Die AfD will die Wasserabgabe zukünftig vollständig und nicht mehr in Teilen zugunsten einer nachhaltigen Gewässerbewirtschaftung zweckgebunden einsetzen. Seit der letzten Änderung des Gesetzes 2013 geht das Geld nach Abzug der Verwaltungskosten zu 70 Prozent in den Bereich. Zahlen muss die Abgabe jeder, der Wasser aus oberirdischen Gewässern oder vom Grundwasser entnimmt oder ableitet. In Schleswig-Holstein sind das in erster Linie die Wasser- und Bodenverbände. Die Höhe der Abgabe bemisst sich nach der entnommenen Wassermenge, dem Entnahmezweck und der Herkunft des Wassers.

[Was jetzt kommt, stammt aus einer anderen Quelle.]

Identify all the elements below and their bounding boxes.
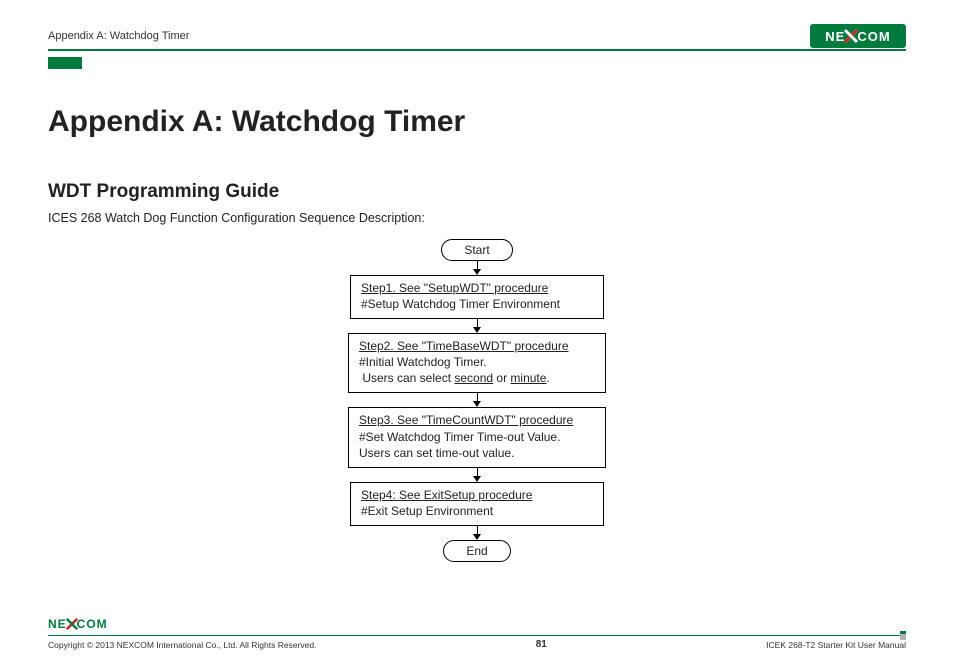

„Wir wollen, dass die Abgabe vollständig für eine nachhaltige Gewässerbewirtschaftung eingesetzt wird und nicht einfach im Staatshaushalt versickert“, sagte Doris von Sayn-Wittgenstein (AfD). Sie könne sich zum Beispiel vorstellen, dass Landwirte, die ihre Flächen nicht düngen, eine Prämie aus der Abgabe bekommen. Das sei „nachhaltige Umweltpolitik“.